Idea: The ship travels a certain distance from A to B, and the speed of traveling downstream must be faster than that of traveling upstream. This is because the speed of the ship downstream is: ship speed+water speed; Similarly, sailing against the current must not be faster, because the speed of sailing against the current is: ship speed-water speed. Among them, the ship speed and water speed are fixed.

1. Since the distance from A to B is certain, I assume that the distance between the two places is 48KM (the numbers can be written at will, which is convenient for calculation). Then the speed of sailing with the water is 8KM, and the speed of sailing against the water is 6KM. So:

Ship speed+water speed = 8km/h.

The ratio of ship speed to current speed = 6 kilometers per hour.

Visually, we can see that the ship speed is 7 and the water speed is 1.

It is concluded that the ship speed =7 water speed; Current speed = 1/7 ship speed

So it takes 48 hours to get from a to b at the speed of water.
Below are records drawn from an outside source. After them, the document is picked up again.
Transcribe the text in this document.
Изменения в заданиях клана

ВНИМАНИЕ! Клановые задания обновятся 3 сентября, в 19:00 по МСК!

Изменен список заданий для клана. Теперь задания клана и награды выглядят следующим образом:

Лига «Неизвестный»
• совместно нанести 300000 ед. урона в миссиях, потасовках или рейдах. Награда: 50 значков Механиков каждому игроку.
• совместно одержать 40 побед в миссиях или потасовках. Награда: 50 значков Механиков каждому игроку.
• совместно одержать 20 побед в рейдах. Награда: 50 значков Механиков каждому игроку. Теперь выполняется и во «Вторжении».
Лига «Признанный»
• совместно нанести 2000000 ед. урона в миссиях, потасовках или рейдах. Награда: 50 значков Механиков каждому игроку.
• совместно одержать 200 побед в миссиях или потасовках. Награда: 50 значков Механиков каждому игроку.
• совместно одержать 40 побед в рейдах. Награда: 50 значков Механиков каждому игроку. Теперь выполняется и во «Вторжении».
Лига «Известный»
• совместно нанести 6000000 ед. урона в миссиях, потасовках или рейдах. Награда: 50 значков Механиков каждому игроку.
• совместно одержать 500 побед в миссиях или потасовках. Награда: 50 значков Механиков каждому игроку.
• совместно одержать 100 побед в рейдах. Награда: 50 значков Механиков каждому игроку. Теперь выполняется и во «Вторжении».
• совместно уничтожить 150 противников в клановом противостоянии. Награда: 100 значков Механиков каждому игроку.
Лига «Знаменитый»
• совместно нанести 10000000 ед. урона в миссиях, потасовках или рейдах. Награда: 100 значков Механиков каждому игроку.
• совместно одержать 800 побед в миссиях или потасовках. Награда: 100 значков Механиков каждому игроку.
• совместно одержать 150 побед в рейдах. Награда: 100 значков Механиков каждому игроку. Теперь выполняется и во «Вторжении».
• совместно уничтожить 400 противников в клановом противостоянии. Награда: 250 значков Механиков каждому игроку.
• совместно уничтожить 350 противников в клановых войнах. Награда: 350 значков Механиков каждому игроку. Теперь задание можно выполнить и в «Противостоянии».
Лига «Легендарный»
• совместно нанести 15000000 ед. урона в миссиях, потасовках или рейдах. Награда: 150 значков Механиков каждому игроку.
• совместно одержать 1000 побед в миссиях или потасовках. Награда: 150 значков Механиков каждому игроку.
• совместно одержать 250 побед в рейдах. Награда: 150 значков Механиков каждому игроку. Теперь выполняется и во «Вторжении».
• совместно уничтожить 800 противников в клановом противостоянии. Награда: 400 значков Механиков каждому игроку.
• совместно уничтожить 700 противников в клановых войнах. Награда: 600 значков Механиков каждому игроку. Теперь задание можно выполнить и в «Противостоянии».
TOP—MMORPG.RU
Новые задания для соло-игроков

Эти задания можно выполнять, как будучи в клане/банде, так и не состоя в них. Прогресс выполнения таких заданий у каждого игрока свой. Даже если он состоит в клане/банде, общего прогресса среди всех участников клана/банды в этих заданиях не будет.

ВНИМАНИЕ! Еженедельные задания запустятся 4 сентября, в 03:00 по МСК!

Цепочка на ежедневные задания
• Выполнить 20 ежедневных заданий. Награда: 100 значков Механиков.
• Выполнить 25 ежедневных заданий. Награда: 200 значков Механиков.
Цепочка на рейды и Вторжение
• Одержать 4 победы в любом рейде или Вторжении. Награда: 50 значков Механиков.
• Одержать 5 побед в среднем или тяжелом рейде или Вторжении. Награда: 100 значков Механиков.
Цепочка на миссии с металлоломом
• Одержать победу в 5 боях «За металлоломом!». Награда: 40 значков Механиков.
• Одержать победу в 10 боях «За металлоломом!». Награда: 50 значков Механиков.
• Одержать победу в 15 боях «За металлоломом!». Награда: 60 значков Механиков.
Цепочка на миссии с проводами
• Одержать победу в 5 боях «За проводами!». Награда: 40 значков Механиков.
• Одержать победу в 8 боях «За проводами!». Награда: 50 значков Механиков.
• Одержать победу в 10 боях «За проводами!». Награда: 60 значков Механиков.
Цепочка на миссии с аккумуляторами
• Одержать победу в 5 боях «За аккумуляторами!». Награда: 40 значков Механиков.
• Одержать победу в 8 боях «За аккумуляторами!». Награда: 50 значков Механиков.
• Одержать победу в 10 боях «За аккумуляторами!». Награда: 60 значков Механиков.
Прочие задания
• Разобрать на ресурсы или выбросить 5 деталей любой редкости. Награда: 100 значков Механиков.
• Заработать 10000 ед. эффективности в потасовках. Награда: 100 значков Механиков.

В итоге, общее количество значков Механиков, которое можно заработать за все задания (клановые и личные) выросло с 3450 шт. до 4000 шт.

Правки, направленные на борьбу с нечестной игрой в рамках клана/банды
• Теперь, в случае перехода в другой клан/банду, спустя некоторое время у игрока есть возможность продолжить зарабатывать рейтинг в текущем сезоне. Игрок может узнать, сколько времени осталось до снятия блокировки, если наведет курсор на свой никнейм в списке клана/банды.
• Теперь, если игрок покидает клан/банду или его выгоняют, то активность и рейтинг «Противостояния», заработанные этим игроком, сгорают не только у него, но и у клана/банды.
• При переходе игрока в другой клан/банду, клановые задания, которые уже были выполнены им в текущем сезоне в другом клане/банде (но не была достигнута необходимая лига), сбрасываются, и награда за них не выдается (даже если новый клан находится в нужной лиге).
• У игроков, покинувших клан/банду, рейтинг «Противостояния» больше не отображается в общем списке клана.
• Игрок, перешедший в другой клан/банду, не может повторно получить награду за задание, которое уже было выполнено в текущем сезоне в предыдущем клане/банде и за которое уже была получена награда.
2. Depart from A at 6 a.m. and arrive at B at 12. When the lifebuoy was found falling into the water, it had drifted to point B at the speed of water for a certain distance. It took 1 hour to find the lifebuoy on the return trip, and it took 1 hour for the lifebuoy to drift to point B at the speed of water. X hours later, I found the lifebuoy falling into the water.

Therefore, the distance from the water surface to the ground B= the first drift distance+1 hour drift+the return distance.

Downstream velocity 8*x= current velocity 1*x+ current velocity 1* 1+ downstream velocity 6* 1. T= 1. So the lifebuoy falls into the water 1 hour before reaching point B, that is 1 1.

Please draw with line segments, which will be more intuitive. This method was learned in primary school. I asked the second question three times before I figured it out.